WLT's 75 Notable Translations of 2024 | Translation in ... Iran
FT Business Book Prize | Gordon Burn Prize longlist
Booker Prize judges | Han Kang's Nobel diploma

       WLT's 75 Notable Translations of 2024

       They've announced World Literature Today's 75 Notable Translations of 2024 -- an always useful overview of many of this year's significant translations into English.
       A lot of these are under review at the complete review; among the titles I'm surprised are missing are Augusto Monterroso's The Rest is Silence (just out yesterday !) and both new Murakami-translations (The City and its Uncertain Walls and End of the World and Hard-Boiled Wonderland).

(Posted by: M.A.Orthofer)    - permanent link -



       Translation in ... Iran

       A fascinating piece by Amir Ahmadi Arian in the new Yale Review explores the question: 'Was Iran's most famous translator secretly its most prolific author ?', as Arian goes In Search of Zabihollah Mansouri -- making the case: "that blurring the boundary between translation and authorship is sometimes a good thing, and that we should leave room for unorthodox philosophies of translation".
       Mansouri lived 1897 to 1986, and was a prolific -- but also apparently very *free* -- translator, with Arian noting:
The central question of Mansouri's career, though, is this: What, exactly, was that contribution ? It certainly wasn't providing Iranian readers with accurate translations of Western texts.
       (Another article on Mansouri, by Kambiz Mahmoodzadeh and Mahdi Vahedikia, seems to also get at the gist: Zabihollah Mansouri and the Enigma of Pseudotranslating (abstract; article not freely accessible).)
       But, after all, as Arian points out:
Throughout history, many translators have concerned themselves more with broadening the horizons of their native tongue or lucidly communicating ideas they themselves found helpful than with faithfully translating a given text.
       (Longtime readers of the site know, of course, where on the furthest edge of the spectrum regarding this debate I stand .....)

(Posted by: M.A.Orthofer)    - permanent link -



       FT Business Book Prize

       They've announced the winner of this year's Financial Times and Schroders Business Book of the Year Award, and it is Supremacy, by Parmy Olson.
       I haven't seen this yet, but see the publicity pages for St.

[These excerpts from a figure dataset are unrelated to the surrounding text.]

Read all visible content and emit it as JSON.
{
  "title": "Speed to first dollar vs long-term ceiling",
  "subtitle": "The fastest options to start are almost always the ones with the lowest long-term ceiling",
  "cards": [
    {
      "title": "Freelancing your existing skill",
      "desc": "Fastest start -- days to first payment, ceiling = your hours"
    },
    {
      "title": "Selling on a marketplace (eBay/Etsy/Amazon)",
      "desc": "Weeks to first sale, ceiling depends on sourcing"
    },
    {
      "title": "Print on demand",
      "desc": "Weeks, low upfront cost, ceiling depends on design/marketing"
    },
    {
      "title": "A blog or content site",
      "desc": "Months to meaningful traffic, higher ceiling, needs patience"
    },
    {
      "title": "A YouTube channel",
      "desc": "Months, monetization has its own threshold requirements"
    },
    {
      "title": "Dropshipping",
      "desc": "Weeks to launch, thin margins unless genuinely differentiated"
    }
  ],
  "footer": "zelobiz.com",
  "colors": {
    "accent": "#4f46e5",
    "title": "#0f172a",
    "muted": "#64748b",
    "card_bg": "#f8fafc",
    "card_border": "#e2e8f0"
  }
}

Martin's Press and Macmillan Business, or get your copy at Amazon.com, Bookshop.org, or Amazon.co.uk.

(Posted by: M.A.Orthofer)    - permanent link -



       Gordon Burn Prize longlist

       New Writing North has announced the longlist for the 2025 Gordon Burn Prize, open to books in all genres and recognizing: "exceptional writing which has an unconventional perspective, style or subject matter and often defies easy categorisation"
       The winner will be announced 6 March 2025.

(Posted by: M.A.Orthofer)    - permanent link -



       Booker Prize judges

       They've announced the judges for the 2025 Booker Prize.
       Roddy Doyle will chair the judging panel, and the other judges are: Ayọ̀bámi Adébáyọ̀, Sarah Jessica Parker, Chris Power, and Kiley Reid.

(Posted by: M.A.Orthofer)    - permanent link -



       Han Kang's Nobel diploma

       They had the big Nobel Prize ceremony (and then banquet) yesterday, with the laureates receiving their medals and diplomas -- including, of course, Literature-laureate Han Kang:

Han Kang's Nobel diploma

       I don't know why the Literature laureates in the past few years haven't gotten the illustrated diplomas that everyone else gets (and they used to); see the Nobel site's gallery for a lot of samples. (Even Dylan got a picture on his.)